Forward-looking LiDAR sensors mounted on top of wind turbines and pointed upwind can measure the speed of the wind that will reach them in the next 2-10 seconds, says Clifton. Unlike data collected for later analysis, this application requires system engineers to couple the data stream in real time with the turbine’s control system.
While it will probably not become standard soon, “longer term, it is something that, as an industry, we are looking at to understand the costs, the benefits, and the implications of doing this,” says Clifton. “As we get more information as an industry, then, possibly, the turbine manufacturers will offer it. NREL is doing a lot of research in this direction. We might also see people putting forward-looking LiDARs on top of wind turbines that are not coupled into the control systems but are being used to measure the performance of the wind turbine. That can be very helpful for warranty purposes and to confirm that the turbine is working as expected.” See Figures 7-8
MEASURING WINDS OVER WATER
Satellites detect and measure surface winds by using scatterometers to measure wave movement. “The movement of small-scale waves can be correlated with the wind speed at a few meters above the surface,” says Freedman. “They are pretty accurate, probably within a meter or two per second, but it can give you an idea of what the wind climatology is well off shore. Once you get near the coast, the data are more questionable; therefore wind speed observations from satellite scatterometry is typically not really very good within 25 kilometers of the coast. SAR (synthetic aperture radar)does much better and gives a higher resolution much closer to the coast. However, that data is quite expensive and so it is problematic to use it for resource assessment.”

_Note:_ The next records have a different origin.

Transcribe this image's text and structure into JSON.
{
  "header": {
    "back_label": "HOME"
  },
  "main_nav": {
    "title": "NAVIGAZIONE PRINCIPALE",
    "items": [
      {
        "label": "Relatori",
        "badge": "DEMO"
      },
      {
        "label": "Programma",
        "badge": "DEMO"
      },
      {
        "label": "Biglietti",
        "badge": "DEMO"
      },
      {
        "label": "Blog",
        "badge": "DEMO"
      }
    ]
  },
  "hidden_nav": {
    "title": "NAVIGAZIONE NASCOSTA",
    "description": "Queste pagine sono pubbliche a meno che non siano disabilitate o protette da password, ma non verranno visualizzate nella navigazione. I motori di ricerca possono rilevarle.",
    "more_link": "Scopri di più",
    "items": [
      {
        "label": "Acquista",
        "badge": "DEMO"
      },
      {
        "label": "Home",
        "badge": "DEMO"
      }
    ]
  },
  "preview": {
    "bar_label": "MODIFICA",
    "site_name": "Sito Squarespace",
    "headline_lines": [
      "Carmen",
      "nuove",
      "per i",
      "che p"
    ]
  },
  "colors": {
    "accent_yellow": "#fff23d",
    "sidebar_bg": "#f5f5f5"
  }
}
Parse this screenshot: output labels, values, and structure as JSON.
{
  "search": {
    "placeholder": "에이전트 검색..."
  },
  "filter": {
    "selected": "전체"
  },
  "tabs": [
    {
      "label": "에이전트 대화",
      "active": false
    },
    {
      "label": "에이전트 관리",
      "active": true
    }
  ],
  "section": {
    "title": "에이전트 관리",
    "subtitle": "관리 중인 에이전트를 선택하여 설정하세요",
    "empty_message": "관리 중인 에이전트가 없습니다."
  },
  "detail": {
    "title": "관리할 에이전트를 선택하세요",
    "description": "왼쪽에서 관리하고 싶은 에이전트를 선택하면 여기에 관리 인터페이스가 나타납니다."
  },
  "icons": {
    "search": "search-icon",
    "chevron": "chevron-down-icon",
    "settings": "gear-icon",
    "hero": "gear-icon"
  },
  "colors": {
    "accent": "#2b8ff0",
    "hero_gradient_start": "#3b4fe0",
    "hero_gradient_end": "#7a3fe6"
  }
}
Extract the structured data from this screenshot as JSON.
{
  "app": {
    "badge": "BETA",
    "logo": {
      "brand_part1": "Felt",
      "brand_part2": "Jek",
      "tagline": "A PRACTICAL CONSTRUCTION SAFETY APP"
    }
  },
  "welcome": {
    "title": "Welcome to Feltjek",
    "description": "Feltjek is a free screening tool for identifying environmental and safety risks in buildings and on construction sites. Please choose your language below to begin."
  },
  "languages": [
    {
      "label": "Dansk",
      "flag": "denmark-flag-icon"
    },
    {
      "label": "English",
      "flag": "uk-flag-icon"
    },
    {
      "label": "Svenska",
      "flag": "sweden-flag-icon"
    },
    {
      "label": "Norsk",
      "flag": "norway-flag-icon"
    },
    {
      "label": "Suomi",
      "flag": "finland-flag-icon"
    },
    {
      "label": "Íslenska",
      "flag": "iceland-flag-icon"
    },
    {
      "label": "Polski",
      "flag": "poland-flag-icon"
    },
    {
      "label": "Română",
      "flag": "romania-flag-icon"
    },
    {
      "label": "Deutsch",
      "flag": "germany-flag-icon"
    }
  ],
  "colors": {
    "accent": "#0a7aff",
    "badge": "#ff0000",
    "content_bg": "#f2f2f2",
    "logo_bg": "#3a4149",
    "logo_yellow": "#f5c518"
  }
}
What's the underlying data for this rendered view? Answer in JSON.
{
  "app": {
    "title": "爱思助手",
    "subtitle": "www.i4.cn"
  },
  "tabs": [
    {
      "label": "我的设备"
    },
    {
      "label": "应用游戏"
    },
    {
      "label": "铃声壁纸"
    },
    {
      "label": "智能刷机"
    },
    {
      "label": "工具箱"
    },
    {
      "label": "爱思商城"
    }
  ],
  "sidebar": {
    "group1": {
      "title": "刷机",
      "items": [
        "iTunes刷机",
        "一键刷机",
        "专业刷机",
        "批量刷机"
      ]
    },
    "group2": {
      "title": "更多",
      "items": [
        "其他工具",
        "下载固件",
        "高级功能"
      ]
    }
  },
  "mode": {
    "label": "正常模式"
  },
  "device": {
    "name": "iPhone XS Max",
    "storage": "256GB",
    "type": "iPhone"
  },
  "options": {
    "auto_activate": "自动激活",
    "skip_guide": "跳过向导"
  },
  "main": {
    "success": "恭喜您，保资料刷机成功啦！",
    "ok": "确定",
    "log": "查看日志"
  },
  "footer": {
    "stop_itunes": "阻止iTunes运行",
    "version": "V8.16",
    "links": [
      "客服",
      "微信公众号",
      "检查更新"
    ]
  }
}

Wind speeds in the Great Plains are very high year- round, while Chicago, known as “the windy city,” is actually not significantly windier than any other U.S. city. Such general knowledge of wind conditions may be enough when choosing a location for a kite store, but the continued growth of wind energy will require increasingly detailed knowledge of local wind conditions in ever more areas of the United States, and around the world.